Kahlil Gibran menitipkan pesan indah, ketika kita bercengkrama dengan kebahagiaan di ruang tamu, sesungguhnya kesedihan sedang menunggu dengan sabar di pembaringan. Lalu, mampukah saya berpeluk mesra dengan kesedihan, -semesra saya memeluk kebahagiaan-, saat kesedihan menggantikan tempat kebahagiaan? Nyatanya roller-coaster hidup ini menghias keseharian saya dalam bulan Desember 2018 ini.
Desember pekan pertama, bahagia dan bangga menyelimuti, melihat ananda berbalut toga wisuda yang dilanjut adiknya yang turut berlomba antar negara. Minggu selanjutnya mata dan hati saya berbinar memeluk bahagia dapat melampaui ulang tahun berumahtangga untuk kesekian kalinya.
Dan pekan berikutnya, kesedihan datang dengan cepat, menukar tempat bahagia.
Jumat siang yang indah itu, Papa kembali kepadaNya untuk selama-lamanya. Begitu cepat dan dimudahkan semua prosesi kembalinya. Hanya enam jam setelah tarikan nafas terakhirnya, almarhum Papa telah dibaringkan dalam kuburnya.
Kematian…
Sebaik-baiknya saya mempersiapkan hati, sejatinya tak pernah 100% saya siap menghadapinya. Kepergian Papa mampu membekukan saya, dinding-dinding tebal emosi terbangun sangat tinggi, melindungi hati duniawi, menangisi dia yang pergi. Tak banyak yang melihat saya dengan airmata berlinang, sebagian mereka hanya melihat senyum datar terkembang, walau di dalam, saya tertatih menata rasa.
Papa adalah pahlawan, bagi saya, keluarga dan Negara. Mama bercerita, saat itu, kesatuan dan keutuhan Negara diragukan, Papa maju dengan risiko kehilangan nyawa dalam kegelapan laut nun jauh disana. Dengan keahlian ilmu dan ketrampilan yang dimilikinya, dalam gelap ia memberi supply bahan bakar untuk mendukung Angkatan Laut Republik Indonesia membela Negara. Papa adalah senoktah kecil peran bela Negara.

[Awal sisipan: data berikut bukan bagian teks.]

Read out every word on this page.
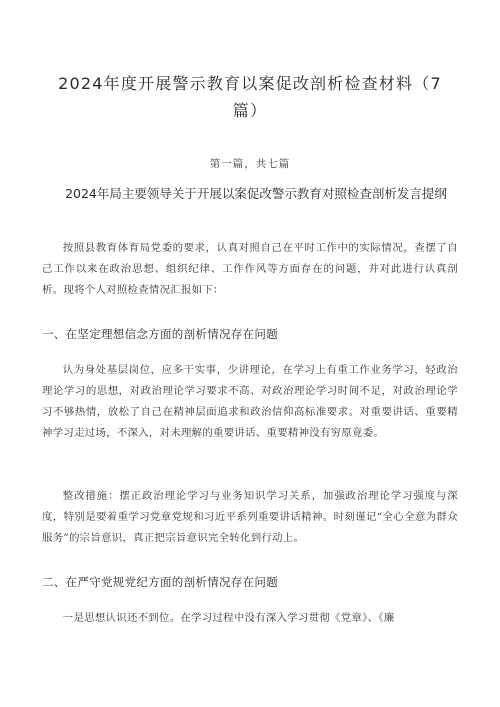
2024年度开展警示教育以案促改剖析检查材料（7篇）
第一篇，共七篇
2024年局主要领导关于开展以案促改警示教育对照检查剖析发言提纲

按照县教育体育局党委的要求，认真对照自己在平时工作中的实际情况，查摆了自己工作以来在政治思想、组织纪律、工作作风等方面存在的问题，并对此进行认真剖析。现将个人对照检查情况汇报如下：

一、在坚定理想信念方面的剖析情况存在问题

认为身处基层岗位，应多干实事，少讲理论，在学习上有重工作业务学习，轻政治理论学习的思想，对政治理论学习要求不高、对政治理论学习时间不足，对政治理论学习不够热情，放松了自己在精神层面追求和政治信仰高标准要求。对重要讲话、重要精神学习走过场，不深入，对未理解的重要讲话、重要精神没有穷原竟委。

整改措施：摆正政治理论学习与业务知识学习关系，加强政治理论学习强度与深度，特别是要着重学习党章党规和习近平系列重要讲话精神。时刻谨记“全心全意为群众服务”的宗旨意识，真正把宗旨意识完全转化到行动上。

二、在严守党规党纪方面的剖析情况存在问题

一是思想认识还不到位。在学习过程中没有深入学习贯彻《党章》、《廉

Papa, bagi saya, adalah teladan keikhlasan dan berserah diri. Tak pernah segan ia membagi yang dimiliki, tak henti ia membagi ilmu selama mampu. Bahkan setelah stroke, dengan fisik tertatih ia masih memberi pelatihan di luar kota Jakarta bahkan di luar pulau Jawa. Untuk semua yang telah ia berikan, tak pernah sekalipun ia meminta balas. Ia ikhlas atas semuanya. Juga tipu daya dan khianat yang dilakukan sebagian dari mereka yang pernah menerima dari Papa. Ikhlas yang tak bertepi.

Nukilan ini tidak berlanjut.